I also used it in my nano tank and it works perfectly fine. Also if I can't get right to the corner I use toothbrush and vinegar + kitchen towel for the limescale (where the water surface meets the glass)-if you do it regularly your tank will look like brand new for ages.


----------



## Ajm200 (18 Jan 2016)

aaronnorth said:


> I have a sponge scourer, good as it is soft on one side, and rough on the other for more stubborn algaes. It lasts me ages as i only need to use it once a month. Very cheap & effective
> 
> View attachment 70296


I used one of those scourers to remove a combo of gas and diatoms after I was forced to neglect the tank for a while due to injury and it left scratches all over the glass.  They are deep enough to be visible when the tank is full and annoy me so much that I'm considering replacing my 5'x2'x2' tank.   I'd avoid those scourers like the plague in future!
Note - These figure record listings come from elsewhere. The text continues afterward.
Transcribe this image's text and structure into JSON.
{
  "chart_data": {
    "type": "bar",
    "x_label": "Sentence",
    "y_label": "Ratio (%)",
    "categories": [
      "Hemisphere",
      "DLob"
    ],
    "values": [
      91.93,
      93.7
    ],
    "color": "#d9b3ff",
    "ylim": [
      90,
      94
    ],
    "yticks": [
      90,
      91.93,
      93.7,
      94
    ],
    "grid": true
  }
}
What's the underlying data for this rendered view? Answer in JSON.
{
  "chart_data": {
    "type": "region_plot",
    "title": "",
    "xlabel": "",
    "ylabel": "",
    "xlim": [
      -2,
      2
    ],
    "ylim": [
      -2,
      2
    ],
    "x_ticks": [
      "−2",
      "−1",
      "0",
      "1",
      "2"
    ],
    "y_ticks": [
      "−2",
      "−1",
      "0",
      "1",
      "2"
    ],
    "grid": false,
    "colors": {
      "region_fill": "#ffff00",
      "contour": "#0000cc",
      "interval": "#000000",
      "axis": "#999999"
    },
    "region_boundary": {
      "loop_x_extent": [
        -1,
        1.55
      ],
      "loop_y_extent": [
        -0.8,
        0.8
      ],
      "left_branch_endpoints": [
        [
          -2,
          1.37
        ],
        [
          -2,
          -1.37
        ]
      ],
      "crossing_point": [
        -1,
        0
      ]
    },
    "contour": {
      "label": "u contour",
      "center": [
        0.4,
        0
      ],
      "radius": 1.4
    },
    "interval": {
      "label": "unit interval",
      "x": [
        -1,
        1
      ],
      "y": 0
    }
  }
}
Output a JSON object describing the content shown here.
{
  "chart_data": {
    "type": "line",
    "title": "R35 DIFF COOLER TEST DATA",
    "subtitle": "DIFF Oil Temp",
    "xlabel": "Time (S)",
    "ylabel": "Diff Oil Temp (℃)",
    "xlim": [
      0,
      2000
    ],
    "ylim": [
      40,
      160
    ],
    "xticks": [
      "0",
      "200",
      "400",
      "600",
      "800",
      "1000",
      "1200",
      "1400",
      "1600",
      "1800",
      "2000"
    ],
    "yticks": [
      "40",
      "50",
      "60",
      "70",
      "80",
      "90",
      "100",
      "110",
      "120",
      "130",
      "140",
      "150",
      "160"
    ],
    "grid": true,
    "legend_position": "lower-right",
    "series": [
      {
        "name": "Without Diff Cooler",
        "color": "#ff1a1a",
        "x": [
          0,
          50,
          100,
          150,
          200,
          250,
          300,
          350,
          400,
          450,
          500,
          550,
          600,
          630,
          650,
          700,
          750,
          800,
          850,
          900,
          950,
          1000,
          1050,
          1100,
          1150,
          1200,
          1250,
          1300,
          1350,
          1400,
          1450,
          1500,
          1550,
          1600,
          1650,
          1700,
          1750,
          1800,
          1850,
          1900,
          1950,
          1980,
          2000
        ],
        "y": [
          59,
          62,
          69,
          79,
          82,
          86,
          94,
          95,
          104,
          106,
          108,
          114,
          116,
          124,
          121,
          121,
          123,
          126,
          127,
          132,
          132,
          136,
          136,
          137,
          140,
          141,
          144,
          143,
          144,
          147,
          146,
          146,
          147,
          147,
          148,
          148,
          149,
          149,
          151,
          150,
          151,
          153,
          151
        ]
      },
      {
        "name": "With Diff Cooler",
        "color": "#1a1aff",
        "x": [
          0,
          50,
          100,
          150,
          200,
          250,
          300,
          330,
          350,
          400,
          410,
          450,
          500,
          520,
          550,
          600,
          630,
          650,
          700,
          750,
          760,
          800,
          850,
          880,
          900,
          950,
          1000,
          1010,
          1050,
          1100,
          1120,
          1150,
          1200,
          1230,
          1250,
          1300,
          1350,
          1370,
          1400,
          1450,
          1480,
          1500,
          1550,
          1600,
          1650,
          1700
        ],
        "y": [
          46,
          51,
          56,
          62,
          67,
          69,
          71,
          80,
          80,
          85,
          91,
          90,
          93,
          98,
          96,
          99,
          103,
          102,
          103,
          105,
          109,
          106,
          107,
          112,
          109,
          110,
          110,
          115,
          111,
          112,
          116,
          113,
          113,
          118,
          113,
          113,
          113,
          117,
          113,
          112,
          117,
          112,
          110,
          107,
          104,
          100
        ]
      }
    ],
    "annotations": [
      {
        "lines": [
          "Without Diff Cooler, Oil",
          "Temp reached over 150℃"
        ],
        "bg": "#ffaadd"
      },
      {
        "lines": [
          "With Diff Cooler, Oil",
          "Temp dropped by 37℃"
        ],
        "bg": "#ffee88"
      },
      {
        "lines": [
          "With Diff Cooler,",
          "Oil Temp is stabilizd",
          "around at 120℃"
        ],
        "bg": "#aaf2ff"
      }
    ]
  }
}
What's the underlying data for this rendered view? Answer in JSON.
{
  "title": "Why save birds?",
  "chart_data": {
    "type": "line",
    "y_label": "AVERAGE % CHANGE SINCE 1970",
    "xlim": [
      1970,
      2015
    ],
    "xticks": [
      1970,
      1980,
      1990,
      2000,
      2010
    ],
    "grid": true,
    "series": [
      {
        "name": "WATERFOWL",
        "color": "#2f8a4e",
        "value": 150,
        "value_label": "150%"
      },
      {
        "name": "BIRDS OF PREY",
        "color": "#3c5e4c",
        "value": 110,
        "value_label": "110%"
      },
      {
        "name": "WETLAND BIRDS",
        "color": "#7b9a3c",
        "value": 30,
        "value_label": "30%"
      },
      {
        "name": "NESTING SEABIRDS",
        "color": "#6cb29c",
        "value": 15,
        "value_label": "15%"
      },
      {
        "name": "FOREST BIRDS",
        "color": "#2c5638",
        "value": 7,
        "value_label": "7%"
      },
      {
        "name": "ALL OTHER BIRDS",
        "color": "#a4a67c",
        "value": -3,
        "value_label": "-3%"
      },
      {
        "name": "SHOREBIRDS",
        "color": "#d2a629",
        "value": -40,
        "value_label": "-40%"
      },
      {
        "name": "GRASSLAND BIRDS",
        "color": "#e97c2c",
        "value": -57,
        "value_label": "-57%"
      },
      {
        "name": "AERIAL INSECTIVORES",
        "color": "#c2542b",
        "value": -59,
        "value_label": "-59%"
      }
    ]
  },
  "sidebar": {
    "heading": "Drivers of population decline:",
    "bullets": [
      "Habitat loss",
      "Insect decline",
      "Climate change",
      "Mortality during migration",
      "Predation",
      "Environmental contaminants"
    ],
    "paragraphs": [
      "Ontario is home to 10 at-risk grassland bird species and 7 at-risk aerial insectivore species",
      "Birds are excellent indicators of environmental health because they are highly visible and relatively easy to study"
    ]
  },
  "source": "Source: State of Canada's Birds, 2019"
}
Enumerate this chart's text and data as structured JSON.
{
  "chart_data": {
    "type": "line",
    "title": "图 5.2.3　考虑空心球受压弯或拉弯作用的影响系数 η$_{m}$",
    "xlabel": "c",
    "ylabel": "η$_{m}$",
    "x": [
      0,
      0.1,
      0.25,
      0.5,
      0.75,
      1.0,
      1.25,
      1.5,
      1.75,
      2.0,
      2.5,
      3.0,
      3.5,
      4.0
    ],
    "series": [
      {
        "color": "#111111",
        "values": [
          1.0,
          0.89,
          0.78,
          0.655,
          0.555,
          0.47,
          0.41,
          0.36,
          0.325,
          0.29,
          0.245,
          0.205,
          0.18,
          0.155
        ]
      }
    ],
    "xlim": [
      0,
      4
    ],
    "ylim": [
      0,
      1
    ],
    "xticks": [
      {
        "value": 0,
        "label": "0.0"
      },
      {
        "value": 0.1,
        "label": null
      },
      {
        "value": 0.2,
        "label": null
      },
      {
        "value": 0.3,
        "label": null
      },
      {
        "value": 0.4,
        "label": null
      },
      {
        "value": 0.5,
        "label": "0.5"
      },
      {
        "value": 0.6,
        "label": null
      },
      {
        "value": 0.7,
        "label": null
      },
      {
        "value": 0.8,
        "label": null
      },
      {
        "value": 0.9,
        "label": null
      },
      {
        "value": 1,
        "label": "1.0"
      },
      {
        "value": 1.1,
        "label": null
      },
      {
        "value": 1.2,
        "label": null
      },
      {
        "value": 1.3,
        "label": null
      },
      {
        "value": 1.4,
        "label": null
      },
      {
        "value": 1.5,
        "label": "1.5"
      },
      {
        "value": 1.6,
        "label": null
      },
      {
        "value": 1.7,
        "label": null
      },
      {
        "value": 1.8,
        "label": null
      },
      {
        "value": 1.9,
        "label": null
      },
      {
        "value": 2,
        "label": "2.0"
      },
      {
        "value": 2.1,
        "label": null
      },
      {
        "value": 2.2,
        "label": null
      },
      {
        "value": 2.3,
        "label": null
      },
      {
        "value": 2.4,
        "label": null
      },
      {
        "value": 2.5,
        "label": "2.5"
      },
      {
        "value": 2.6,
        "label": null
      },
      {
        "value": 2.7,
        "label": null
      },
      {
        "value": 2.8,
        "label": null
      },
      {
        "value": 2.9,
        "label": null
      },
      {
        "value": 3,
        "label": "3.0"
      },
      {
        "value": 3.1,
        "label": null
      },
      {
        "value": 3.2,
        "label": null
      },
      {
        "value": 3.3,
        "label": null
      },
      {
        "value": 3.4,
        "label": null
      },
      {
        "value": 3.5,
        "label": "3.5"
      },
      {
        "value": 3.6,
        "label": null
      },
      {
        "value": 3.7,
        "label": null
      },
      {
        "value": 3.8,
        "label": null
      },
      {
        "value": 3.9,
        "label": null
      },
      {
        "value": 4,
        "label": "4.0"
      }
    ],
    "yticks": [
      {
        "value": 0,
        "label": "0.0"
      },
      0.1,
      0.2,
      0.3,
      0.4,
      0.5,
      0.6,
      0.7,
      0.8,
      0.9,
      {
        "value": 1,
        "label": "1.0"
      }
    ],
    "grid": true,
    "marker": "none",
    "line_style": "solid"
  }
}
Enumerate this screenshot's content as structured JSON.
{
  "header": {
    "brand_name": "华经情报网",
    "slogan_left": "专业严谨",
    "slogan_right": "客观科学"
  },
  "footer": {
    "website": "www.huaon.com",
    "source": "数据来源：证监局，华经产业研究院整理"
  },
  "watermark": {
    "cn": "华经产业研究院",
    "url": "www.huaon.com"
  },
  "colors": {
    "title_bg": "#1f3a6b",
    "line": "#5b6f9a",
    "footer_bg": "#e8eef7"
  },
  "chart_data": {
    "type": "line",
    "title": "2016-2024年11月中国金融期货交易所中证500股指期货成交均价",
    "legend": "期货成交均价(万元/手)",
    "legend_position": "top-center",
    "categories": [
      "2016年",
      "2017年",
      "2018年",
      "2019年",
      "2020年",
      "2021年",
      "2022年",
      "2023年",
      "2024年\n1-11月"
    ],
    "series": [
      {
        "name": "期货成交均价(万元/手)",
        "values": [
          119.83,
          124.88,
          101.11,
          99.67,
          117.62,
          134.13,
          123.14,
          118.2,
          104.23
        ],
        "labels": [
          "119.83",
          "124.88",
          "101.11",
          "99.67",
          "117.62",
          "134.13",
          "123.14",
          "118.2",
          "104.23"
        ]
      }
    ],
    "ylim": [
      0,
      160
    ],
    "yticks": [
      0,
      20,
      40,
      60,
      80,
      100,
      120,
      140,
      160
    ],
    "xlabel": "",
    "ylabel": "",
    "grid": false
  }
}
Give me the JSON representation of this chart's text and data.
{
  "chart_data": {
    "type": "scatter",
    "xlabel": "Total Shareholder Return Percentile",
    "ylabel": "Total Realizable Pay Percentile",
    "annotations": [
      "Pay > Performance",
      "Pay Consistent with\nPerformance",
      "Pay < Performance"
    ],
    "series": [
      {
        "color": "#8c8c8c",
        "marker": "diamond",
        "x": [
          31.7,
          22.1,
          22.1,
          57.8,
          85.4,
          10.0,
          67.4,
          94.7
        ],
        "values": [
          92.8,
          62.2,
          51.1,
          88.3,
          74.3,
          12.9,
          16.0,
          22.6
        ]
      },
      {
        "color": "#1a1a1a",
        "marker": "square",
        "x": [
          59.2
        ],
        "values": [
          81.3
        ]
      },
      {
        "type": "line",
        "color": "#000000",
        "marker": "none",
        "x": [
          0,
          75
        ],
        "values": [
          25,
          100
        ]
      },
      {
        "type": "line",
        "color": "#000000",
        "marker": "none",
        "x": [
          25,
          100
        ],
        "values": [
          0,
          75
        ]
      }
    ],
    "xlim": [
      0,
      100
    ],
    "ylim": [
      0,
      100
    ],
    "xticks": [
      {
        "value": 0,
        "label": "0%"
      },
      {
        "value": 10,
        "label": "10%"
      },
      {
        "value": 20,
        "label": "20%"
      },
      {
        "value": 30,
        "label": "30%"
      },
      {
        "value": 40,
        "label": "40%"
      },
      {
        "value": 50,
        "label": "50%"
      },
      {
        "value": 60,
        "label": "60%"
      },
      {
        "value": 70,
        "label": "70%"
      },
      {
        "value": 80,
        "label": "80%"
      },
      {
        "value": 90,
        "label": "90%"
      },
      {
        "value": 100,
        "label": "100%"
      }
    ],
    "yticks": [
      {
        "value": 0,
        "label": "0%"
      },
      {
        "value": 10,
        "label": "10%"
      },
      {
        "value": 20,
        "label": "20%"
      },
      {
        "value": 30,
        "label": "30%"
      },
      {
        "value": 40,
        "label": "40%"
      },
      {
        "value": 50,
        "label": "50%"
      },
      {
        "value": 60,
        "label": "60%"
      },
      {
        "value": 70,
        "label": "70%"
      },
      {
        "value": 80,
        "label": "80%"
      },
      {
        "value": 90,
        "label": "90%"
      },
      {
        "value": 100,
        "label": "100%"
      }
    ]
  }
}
I now use a long handled blade  scraper but rarely need it so it has lasted over 9 months


----------



## Henry (18 Jan 2016)

Ajm200 said:


> I used one of those scourers to remove a combo of gas and diatoms after I was forced to neglect the tank for a while due to injury and it left scratches all over the glass.  They are deep enough to be visible when the tank is full and annoy me so much that I'm considering replacing my 5'x2'x2' tank.   I'd avoid those scourers like the plague in future!
> 
> I now use a long handled blade  scraper but rarely need it so it has lasted over 9 months



You need to be careful to use the 'Non Scratch' variety!


----------



## Ajm200 (19 Jan 2016)

I did use the non-scratch variety but it still made a mess of the glass.  Maybe something gritty got caught in it


----------



## Manuel Arias (19 Jan 2016)

I use Dennerle Cleanator. It works fab and totally safe for glass. It also helps to remove lime scales from the emerged parts, and can be effectively used also in the pastic parts (if any) with no harm to it. It works very efficiently.

The down part of it is that due to its design, it is not possible to use in very narrow spaces of the aquarium. However, its size makes it great to remove any algae in the glass very quick.

So far it is my favorite, but its down size forces to use other stuff for the narrowest spaces in your tank.


----------